Kürt - Türk kardeşliği üzerine...

15 Temmuz 2012 14:09 / 2168 kez okundu!

 


14 Temmuz 2012 tarihli Diyarbekir’de BDP/DTK’nın yapacağı miting; Diyarbekir valiliğinin keyfi kararıyla iptal edilmişti. Bu mitingin iptal edilmesinin kararı, kesinlikle hükümetten gönderilen talimat üzerine alınmıştır!

Çünkü, Diyarbekir valiliği “Toplantı ve gösteri sırasında bazı silahlı örgütlerin silahlı gösteriye yönelecekleri konusunda bilgiler edindik. Bunlardan bir çok silah ele geçirdik…” gibi alışılagelmiş klasik paranoyaya dayalı gerekçe ileri sürmüştür. Ama ortada yakalandığı söylenen silahlar, her ne hikmetse şimdiye kadar gösterilmedi!
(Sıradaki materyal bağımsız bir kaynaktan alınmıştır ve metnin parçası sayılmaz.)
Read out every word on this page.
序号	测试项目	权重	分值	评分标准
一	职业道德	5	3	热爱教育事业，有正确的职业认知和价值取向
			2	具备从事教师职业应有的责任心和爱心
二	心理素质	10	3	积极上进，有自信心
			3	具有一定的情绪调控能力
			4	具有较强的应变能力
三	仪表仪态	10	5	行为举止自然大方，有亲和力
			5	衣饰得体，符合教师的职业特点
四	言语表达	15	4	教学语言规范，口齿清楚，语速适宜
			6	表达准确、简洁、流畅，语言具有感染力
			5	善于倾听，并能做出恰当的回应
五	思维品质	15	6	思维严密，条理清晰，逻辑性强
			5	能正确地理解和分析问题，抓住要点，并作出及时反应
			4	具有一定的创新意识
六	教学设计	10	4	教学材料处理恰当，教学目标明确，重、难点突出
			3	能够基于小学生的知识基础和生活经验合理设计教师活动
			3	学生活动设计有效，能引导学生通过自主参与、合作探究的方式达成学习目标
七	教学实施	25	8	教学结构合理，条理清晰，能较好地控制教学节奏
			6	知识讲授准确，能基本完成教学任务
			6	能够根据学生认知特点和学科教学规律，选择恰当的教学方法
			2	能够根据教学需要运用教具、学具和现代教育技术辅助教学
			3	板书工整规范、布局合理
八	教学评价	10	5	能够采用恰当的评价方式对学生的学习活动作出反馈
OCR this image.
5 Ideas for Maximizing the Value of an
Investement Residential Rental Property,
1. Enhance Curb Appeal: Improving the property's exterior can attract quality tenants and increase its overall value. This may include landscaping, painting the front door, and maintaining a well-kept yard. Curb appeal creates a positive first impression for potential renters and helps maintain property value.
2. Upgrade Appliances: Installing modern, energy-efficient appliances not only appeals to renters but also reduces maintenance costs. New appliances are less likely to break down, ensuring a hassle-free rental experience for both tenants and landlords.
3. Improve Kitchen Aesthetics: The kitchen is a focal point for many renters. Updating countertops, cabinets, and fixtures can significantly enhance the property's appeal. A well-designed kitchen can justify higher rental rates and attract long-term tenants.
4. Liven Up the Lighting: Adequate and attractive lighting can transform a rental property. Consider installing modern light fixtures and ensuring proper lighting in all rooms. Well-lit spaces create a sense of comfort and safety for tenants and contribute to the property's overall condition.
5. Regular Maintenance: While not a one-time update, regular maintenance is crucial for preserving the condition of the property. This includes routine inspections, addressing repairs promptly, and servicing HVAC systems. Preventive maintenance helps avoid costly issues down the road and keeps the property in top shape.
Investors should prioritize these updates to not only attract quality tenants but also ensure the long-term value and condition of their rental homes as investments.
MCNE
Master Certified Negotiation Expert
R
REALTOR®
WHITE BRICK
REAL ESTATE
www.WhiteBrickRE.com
BDP/DTK da yapacakları mitingde ısrar edince, ortaya polislerin silahsız kitleye orantısız güç kullanma kahramanlığı girmiştir. Evet, polislerin saldırıları orantısız bir güç kullanmadır! Bunu kimse inkar edemez. Sosyal medyada, vücudu yarı çıplak elleri kelepçeyle cami duvarının demirlerine bağlanmış ve dört beş polis coplarla bu Kürt gencini öldürürcesine döven bir resim yayınlandı!

Sosyal medyada gösterilen insanlık dışı bu vahşet resmi görünce, aklıma hemen Fransız düşünürü J. Paul Sartre geldi. Cezayir ulusal kurtuluş savaşı sırasında yakalanan bir Cezayirli kadın gerillanın cinsel organına, Fransız Leyonerleri şişe sokmuştu! Bu rezaleti duyan ünlü düşünür J.Paul Sartre “Bu şişe kadın gerillanın cinsel organına değil, Fransa’nın namusuna sokulmuştur…” diye bir açıklama yapmıştı. Ben de Sartre’ı çağrıştıran bir şekilde, “bu vahşet olayda mağdur Kürt gencine vurulan coplar, Türkiye’nin onuruna ve haysiyetine vurulmuş darbelerdir” diyorum!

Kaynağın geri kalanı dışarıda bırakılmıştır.